Yargıtay Kararı 11. Hukuk Dairesi 2013/16266 E. 2013/21331 K. 25.11.2013 T.

YARGITAY KARARI
DAİRE : 11. Hukuk Dairesi
ESAS NO : 2013/16266
KARAR NO : 2013/21331
KARAR TARİHİ : 25.11.2013

Taraflar arasında görülen davada Ankara 3. Asliye Ticaret Mahkemesi’nce verilen 31/05/2009 tarih ve 2005/110-2009/218 sayılı kararın Yargıtayca incelenmesi davalı vekili tarafından istenmiş ve temyiz dilekçesinin süresi içinde verildiği anlaşılmış olmakla, dava dosyası için Tetkik Hakimi tarafından düzenlenen rapor dinlendikten ve yine dosya içerisindeki dilekçe, layihalar, duruşma tutanakları ve tüm belgeler okunup, incelendikten sonra işin gereği görüşülüp, düşünüldü:
Davacı vekili, müvekkilinin davalı bankanın merkez şubesinde üç ayrı hesaplarının bulunduğunu, 1996-1997 yıllarında yasal süresi içinde havale edilmeyen meblağlardan dolayı 1479 sayılı Yasa’nın ek 6 ncı maddesi uyarınca 63.375,21 TL mevduat faizi ve 3095 sayılı Yasanın 2 nci maddesinde dolayısıyla 114.312,35 TL olmak üzere toplam 177.687,56 TL alacaklarının doğduğunu, dava tarihine kadar reeskont faizi mevduat faizi ve vadeli mevduat faizi olmak üzere toplam alacağın 657.998,13 TL’na ulaştığını iddia ederek, bu miktar alacağın, dava tarihinden tahsil tarihine kadar işleyecek reeskont faizi, 1479 sayalı Yasa’nın ek 6 ncı maddesine göre vadeli mevduat faizi ve vadesiz mevduat faiziyle tahsiline karar verilmesini talep ve dava etmiştir.
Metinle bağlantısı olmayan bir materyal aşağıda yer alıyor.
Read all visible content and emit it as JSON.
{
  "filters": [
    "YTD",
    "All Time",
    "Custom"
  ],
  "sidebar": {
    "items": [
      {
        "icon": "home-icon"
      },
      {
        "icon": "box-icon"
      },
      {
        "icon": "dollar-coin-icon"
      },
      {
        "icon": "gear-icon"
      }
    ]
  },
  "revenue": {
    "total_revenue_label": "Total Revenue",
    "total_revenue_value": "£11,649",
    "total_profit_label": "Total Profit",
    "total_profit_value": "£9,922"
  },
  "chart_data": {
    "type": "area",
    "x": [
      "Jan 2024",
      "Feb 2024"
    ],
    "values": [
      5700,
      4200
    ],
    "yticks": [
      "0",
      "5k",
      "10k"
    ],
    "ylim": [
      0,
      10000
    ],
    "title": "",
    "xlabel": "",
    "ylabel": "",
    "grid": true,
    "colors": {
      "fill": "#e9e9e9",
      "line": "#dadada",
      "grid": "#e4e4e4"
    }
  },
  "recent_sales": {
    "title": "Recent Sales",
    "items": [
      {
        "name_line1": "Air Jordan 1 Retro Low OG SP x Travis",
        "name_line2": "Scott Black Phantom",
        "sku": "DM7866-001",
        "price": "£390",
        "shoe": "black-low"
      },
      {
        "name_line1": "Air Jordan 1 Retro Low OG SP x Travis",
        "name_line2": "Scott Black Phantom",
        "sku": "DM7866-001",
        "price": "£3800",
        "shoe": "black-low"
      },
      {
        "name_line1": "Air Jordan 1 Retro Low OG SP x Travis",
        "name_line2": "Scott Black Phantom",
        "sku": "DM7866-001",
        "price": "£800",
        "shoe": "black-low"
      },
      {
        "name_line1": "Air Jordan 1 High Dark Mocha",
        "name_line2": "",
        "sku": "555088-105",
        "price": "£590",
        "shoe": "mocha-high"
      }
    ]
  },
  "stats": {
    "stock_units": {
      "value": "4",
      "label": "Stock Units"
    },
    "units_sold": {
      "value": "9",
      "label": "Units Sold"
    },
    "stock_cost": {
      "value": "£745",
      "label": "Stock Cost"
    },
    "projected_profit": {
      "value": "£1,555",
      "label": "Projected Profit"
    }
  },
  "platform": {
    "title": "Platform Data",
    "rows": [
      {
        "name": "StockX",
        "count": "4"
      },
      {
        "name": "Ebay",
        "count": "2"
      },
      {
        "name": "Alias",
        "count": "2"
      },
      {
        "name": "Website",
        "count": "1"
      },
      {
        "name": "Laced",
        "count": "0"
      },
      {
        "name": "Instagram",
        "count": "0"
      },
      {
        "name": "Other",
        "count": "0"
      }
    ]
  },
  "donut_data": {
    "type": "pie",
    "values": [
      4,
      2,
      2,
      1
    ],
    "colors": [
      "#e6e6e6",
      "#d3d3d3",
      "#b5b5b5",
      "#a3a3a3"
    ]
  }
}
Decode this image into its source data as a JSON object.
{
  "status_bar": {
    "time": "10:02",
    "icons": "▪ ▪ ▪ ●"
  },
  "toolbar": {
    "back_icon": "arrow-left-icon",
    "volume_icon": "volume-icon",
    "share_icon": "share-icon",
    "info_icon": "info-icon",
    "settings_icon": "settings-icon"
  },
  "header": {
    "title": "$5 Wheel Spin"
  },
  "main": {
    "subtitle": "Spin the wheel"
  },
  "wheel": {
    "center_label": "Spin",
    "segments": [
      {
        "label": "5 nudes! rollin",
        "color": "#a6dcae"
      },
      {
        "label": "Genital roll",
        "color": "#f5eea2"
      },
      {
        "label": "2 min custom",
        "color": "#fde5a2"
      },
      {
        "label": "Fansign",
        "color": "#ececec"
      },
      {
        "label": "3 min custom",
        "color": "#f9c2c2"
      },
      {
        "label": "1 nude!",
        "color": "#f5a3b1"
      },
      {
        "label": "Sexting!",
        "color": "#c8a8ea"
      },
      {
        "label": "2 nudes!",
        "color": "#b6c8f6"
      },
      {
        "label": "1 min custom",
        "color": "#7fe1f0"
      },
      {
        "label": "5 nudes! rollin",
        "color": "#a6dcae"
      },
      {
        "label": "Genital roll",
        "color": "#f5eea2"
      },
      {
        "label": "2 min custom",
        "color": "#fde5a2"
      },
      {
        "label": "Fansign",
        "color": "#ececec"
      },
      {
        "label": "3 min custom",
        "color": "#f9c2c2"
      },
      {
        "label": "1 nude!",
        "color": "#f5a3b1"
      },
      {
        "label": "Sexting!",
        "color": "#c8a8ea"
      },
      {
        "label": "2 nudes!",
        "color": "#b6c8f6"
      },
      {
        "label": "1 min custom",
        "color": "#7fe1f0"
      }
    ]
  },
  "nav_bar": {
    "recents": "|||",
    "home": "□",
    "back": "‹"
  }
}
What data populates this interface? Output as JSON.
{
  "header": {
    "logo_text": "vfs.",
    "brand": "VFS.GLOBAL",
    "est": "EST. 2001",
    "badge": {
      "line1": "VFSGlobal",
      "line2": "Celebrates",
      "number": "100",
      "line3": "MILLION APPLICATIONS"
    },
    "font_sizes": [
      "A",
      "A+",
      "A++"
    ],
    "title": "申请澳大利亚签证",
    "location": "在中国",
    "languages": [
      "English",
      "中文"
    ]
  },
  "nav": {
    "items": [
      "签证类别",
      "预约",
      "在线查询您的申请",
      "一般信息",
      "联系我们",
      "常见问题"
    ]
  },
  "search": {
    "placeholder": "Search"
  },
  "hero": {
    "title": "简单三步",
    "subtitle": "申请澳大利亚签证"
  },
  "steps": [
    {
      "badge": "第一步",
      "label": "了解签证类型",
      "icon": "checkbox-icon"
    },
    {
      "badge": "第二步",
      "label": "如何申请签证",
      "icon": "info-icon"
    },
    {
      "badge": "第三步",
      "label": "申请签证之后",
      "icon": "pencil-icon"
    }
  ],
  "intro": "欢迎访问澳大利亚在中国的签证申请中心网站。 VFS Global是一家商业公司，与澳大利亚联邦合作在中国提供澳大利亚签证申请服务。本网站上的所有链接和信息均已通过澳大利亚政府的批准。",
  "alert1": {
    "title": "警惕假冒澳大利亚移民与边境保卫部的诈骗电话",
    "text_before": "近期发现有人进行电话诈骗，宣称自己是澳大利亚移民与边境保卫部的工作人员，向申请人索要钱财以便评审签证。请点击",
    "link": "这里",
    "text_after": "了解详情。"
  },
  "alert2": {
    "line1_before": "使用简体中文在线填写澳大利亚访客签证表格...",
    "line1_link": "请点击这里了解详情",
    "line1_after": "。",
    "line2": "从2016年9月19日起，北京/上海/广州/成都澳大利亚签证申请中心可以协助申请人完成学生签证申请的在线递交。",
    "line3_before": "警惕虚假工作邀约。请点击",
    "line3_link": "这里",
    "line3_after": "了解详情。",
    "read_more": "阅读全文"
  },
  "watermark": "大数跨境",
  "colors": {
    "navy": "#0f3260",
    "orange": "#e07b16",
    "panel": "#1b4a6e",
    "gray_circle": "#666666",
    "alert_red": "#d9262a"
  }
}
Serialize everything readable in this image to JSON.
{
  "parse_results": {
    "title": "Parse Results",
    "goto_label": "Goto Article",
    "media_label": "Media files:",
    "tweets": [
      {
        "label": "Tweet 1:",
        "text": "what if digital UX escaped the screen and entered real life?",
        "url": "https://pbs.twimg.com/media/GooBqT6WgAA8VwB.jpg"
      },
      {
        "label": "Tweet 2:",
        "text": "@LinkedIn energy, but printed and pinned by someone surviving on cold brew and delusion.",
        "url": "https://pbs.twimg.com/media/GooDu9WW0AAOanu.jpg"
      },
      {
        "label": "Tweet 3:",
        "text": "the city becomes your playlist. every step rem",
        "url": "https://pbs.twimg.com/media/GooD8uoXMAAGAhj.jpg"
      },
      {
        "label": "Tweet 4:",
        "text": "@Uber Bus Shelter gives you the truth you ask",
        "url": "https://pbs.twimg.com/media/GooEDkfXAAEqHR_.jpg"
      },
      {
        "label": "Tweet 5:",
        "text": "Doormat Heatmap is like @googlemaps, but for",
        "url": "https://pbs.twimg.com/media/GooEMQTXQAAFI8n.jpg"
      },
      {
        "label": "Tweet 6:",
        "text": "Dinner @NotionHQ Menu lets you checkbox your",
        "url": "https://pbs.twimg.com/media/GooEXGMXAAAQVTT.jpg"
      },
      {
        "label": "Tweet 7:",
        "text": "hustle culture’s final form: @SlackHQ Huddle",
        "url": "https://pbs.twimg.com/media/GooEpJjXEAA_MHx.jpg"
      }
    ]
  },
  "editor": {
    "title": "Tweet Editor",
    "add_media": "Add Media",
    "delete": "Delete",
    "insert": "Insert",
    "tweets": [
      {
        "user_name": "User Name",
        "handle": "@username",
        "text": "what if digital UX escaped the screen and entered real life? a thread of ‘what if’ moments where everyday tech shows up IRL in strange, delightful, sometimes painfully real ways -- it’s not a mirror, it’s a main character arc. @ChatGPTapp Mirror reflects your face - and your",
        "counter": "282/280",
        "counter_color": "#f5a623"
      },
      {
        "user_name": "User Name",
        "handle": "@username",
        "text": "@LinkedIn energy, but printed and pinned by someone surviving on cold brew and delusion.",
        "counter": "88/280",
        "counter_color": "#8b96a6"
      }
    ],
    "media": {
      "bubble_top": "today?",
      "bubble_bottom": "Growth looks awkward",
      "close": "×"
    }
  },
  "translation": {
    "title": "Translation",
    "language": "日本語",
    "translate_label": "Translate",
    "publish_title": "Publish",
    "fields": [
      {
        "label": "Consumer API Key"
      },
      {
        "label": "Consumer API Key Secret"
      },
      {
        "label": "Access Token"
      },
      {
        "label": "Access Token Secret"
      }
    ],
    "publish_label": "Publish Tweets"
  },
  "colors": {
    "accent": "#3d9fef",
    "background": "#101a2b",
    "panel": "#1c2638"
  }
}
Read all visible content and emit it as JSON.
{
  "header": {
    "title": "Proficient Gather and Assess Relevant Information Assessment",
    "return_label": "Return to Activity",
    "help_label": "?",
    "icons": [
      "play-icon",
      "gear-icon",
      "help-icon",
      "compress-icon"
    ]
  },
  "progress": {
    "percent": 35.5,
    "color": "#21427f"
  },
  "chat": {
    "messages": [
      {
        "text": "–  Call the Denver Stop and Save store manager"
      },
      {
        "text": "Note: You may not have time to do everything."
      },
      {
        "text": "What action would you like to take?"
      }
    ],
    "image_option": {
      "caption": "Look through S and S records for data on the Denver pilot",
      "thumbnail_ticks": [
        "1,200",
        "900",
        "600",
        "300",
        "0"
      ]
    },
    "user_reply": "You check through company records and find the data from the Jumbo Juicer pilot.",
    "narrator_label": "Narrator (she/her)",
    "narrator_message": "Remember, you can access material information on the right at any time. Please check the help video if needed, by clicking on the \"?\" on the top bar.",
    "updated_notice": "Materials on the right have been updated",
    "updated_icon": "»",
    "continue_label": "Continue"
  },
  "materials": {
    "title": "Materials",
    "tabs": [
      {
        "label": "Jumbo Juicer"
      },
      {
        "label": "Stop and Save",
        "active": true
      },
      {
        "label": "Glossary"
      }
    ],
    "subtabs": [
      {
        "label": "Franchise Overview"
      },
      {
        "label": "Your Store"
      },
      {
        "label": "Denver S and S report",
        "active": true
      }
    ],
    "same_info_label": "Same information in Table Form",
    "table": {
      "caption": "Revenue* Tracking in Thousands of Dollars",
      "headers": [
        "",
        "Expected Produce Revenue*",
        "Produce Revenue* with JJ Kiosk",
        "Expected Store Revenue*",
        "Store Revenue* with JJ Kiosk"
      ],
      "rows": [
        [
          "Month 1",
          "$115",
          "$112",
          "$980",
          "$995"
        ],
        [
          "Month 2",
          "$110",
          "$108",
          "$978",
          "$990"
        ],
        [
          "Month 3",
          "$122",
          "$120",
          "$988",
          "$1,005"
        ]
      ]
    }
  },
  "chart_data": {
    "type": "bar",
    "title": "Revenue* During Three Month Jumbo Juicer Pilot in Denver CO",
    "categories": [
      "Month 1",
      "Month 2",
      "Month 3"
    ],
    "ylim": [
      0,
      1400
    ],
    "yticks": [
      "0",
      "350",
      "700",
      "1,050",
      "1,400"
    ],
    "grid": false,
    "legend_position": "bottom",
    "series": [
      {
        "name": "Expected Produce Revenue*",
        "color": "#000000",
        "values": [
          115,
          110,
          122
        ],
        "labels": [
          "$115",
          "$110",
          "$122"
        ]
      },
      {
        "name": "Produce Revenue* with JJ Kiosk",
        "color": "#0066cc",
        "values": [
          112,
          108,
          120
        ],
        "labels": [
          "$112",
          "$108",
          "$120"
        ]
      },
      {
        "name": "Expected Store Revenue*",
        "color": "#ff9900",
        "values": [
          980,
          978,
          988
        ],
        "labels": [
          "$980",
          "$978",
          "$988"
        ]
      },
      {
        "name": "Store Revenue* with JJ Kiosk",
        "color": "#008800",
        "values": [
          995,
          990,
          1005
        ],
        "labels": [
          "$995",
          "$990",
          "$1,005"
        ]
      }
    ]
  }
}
Davalı vekili, davacı adına tahsil edilen primi ve diğer alacaklarının hesaplara geç intikal ettirilmesi nedeniyle ancak cezai faiz ödenmesi gerektiğini, bu nedenle hesaplanan 63.069,67 TL’nın 06.04.1999 tarihinde kurum hesabına alacak kaydedildiğini, bunun dışındaki taleplerin yersiz olduğunu savunarak davanın reddini istemiştir.
Mahkemece, davanın kısmen kabulü ile 264.618,78 TL’nın davalıdan tahsiline karar verilmiştir.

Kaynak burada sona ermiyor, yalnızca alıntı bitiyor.